Euro Crisis II - The Southern Discomfort Hangover
Posted by: Brian Dennehy
When Greece defaulted on 100 billion euro of debt in 2012, some thought it could not get worse. Oh yes it can. Much worse.
By the time Greece was on the brink of leaving the eurozone in 2015, much of the rest of the world had lost interest. Global banks, by hook or by crook, were able to minimise their exposure.
Italy is a problem on a completely different, ugly, scale.
For example, foreigners hold about 740 billion euro of Italian government bonds, which is 1.5 times the combined equivalent of Greece, Ireland, Portugal and Spain.

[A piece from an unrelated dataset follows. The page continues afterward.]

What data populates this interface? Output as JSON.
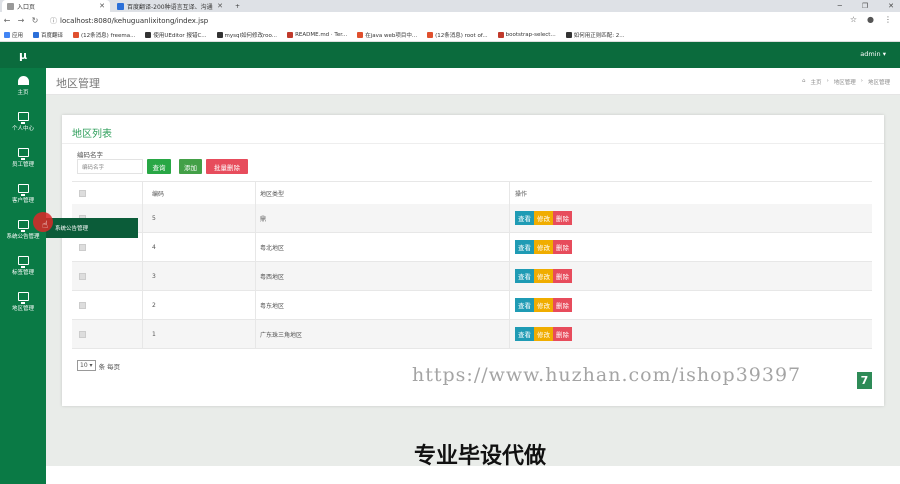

Until very recently Italy enjoyed a veneer of stability within the eurozone. The reality on the ground was very different, and the Italian electorate have now said “enough”, and there is now an anti-EU coalition. [They might only be anti-euro, time will tell]

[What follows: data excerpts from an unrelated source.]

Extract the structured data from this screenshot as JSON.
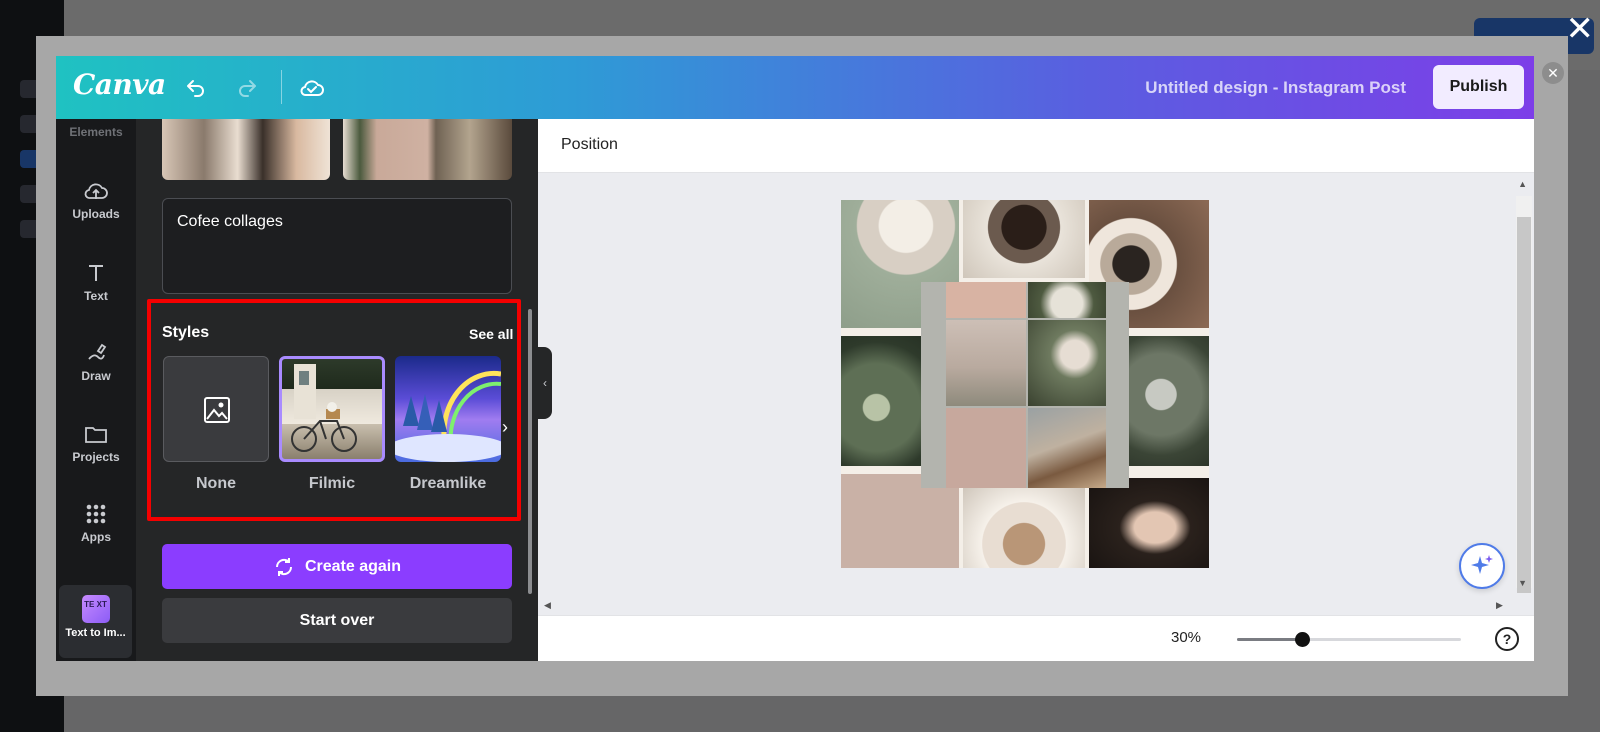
{
  "window": {
    "close_glyph": "×"
  },
  "header": {
    "logo": "Canva",
    "doc_title": "Untitled design - Instagram Post",
    "publish_label": "Publish",
    "icons": [
      "undo-icon",
      "redo-icon",
      "cloud-saved-icon"
    ]
  },
  "rail": {
    "items": [
      {
        "label": "Elements",
        "icon": "elements-icon"
      },
      {
        "label": "Uploads",
        "icon": "cloud-upload-icon"
      },
      {
        "label": "Text",
        "icon": "text-icon"
      },
      {
        "label": "Draw",
        "icon": "draw-icon"
      },
      {
        "label": "Projects",
        "icon": "folder-icon"
      },
      {
        "label": "Apps",
        "icon": "apps-grid-icon"
      }
    ],
    "active": {
      "label": "Text to Im...",
      "icon": "text-to-image-icon",
      "icon_text": "TE XT"
    }
  },
  "panel": {
    "prompt": "Cofee collages",
    "styles": {
      "title": "Styles",
      "see_all": "See all",
      "options": [
        {
          "label": "None",
          "icon": "image-icon",
          "selected": false
        },
        {
          "label": "Filmic",
          "selected": true
        },
        {
          "label": "Dreamlike",
          "selected": false
        }
      ]
    },
    "create_again": "Create again",
    "start_over": "Start over"
  },
  "editor": {
    "toolbar_label": "Position",
    "zoom": "30%",
    "zoom_fraction": 0.29,
    "help": "?"
  },
  "colors": {
    "accent_purple": "#8b3dff",
    "highlight_red": "#f40000",
    "header_gradient_start": "#1fc2c2",
    "header_gradient_end": "#7d3ee8"
  }
}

The drama so far is barely a curtain raiser. The League and Five Star coalition finance minister nominee was Paulo Savona, a well known europhobe who once described the euro as a “German cage”.
The Italian president, who is mostly meant to be a rubber stamp, said “no way”, with strings being pulled from Brussels and Berlin. Big mistake.

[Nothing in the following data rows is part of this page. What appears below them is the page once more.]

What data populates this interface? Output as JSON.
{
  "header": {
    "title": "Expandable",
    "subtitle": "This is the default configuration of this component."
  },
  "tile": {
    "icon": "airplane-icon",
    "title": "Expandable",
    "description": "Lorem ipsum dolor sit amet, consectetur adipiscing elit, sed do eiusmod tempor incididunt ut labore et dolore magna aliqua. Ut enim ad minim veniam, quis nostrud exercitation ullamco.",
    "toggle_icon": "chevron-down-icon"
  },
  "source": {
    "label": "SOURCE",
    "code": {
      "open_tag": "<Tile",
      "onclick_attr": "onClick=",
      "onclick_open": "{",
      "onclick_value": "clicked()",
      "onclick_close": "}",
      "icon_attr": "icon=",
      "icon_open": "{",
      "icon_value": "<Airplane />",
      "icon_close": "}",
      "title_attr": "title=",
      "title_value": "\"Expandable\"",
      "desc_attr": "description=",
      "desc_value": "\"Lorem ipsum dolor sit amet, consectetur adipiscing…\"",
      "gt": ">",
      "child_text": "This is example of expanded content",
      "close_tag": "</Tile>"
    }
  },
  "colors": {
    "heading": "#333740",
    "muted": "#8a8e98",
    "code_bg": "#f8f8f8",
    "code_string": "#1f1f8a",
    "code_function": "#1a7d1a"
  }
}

Support for The League started to go through the roof. The EU and Italy are, at least nominally, democratic and such a blatant interference in the democratic process only helped The League.
After furious back-tracking, Savona will now be Italy’s Europe minister - the Italians have not lost their sense of humour!
There are very serious and entrenched problems beyond this early skirmish. As an alternative to leaving the euro, the coalition is discussing the introduction of what is effectively a parallel currency to the euro called a BOT (Buoni Ordinari del Tesoro).
We don’t need to get bogged down in the technical detail today - this one will run for a while. But this is very worrying for Brussels and markets, as a source of uncertainty and instablity in the short term, and a stepping stone to leaving the eurozone in the longer term.
Exitalia (leaving the eurozone) would take years. Brussels is a past master at cobbling together solutions, at least in the short term, with a mix of smoke and mirrors, acronyms and sound bites.
But so long as the fundamental Italian problems are not addressed, the risk is that Italian voters will become more entrenched in their views.
There are a variety of economic problems, in addition to Italy’s very old demographic profile.
Other than the country’s inability to qualify for the World Cup the big problem is that the economy simply can’t grow; it has stagnated for two decades while the rest of the world economy has evolved and grown.
For example, although Italy has a large manufacturing base it is focussed on low-value added goods. This has made it very vulnerable to competition from China.
It’s as if the global IT revolution has passed it by. 80% of Italian employment is provided by small and medium sized companies, which is in itself inefficient. In addition only 6% of such companies sell their products online - extraordinary.
There are no quick fixes, and it is not yet clear that the coalition has the appetite for deep-seated and fundamental reforms. So this one could be back before the disgruntled Italian voters relatively quickly.
In the meantime, be wary of investing in Europe, though their smaller company funds look interesting for the brave.